AWS Certified Solutions Architect – Associate (SAA-C02) — Question 377
A company runs an online marketplace web application on AWS. The application serves hundreds of thousands of users during peak hours. The company needs a scalable, near-real-time solution to share the details of millions of financial transactions with several other internal applications. Transactions also need to be processed to remove sensitive data before being stored in a document database for low-latency retrieval.
What should a solutions architect recommend to meet these requirements?
Answer options
- A. Store the transactions data into Amazon DynamoDB. Set up a rule in DynamoDB to remove sensitive data from every transaction upon write. Use DynamoDB Streams to share the transactions data with other applications.
- B. Stream the transactions data into Amazon Kinesis Data Firehose to store data in Amazon DynamoDB and Amazon S3. Use AWS Lambda integration with Kinesis Data Firehose to remove sensitive data. Other applications can consume the data stored in Amazon S3.
- C. Stream the transactions data into Amazon Kinesis Data Streams. Use AWS Lambda integration to remove sensitive data from every transaction and then store the transactions data in AmazonDynamoDB. Other applications can consume the transactions data off the Kinesis data stream.
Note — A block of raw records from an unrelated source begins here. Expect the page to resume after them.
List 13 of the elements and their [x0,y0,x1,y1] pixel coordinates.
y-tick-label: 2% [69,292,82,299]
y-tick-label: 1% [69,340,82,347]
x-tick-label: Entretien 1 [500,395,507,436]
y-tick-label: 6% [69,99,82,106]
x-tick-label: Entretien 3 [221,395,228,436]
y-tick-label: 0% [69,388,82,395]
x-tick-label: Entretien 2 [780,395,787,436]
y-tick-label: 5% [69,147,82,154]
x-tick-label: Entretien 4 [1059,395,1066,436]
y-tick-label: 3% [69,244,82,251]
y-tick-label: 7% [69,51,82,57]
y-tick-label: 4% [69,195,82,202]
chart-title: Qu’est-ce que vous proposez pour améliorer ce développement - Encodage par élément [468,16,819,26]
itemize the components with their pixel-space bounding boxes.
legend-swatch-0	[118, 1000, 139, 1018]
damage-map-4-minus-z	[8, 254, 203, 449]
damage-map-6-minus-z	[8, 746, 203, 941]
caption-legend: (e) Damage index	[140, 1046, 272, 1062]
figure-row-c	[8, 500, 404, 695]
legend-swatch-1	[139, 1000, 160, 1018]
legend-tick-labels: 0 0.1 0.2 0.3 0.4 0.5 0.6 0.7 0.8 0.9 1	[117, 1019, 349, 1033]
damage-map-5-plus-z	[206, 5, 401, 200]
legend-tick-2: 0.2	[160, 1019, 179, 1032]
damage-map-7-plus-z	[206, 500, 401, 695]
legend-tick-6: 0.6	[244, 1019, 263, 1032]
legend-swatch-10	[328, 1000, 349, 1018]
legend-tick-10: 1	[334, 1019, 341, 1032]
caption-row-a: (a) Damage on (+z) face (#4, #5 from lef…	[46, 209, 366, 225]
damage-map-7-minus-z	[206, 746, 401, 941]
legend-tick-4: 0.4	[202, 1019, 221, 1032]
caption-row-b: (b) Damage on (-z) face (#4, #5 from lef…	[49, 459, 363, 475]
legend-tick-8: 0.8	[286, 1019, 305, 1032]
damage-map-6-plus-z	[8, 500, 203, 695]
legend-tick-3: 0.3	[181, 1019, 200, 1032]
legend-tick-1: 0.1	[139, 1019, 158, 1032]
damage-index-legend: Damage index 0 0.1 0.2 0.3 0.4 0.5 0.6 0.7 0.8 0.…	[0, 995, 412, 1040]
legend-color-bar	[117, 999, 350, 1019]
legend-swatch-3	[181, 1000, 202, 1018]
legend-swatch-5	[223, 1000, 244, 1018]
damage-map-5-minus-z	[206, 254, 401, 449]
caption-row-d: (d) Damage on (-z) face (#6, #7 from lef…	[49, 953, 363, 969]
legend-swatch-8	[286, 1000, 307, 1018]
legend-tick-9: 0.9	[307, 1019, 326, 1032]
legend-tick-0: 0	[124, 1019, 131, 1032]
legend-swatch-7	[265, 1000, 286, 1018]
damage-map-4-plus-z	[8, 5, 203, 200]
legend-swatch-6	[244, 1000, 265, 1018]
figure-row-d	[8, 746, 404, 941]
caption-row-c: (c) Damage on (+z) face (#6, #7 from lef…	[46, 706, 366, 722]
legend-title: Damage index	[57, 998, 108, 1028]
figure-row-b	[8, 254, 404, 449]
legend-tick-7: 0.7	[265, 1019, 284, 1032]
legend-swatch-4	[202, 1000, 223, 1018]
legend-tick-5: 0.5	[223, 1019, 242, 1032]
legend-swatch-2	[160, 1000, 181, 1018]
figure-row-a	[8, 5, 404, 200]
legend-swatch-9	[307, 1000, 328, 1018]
- D. Store the batched transactions data in Amazon S3 as files. Use AWS Lambda to process every file and remove sensitive data before updating the files in Amazon S3. The Lambda function then stores the data in Amazon DynamoDB. Other applications can consume transaction files stored in Amazon S3.
Correct answer: C
Explanation
Amazon Kinesis Data Streams is built for real-time streaming data ingestion and supports multiple concurrent consumers, allowing multiple internal applications to read the transaction data simultaneously. Using an AWS Lambda integration with the stream allows for near-real-time processing and sanitization of sensitive data before persisting it in Amazon DynamoDB, which provides the required low-latency retrieval. Other options are incorrect because Amazon S3-based batching is not near-real-time, and DynamoDB does not support native write-time data sanitization rules.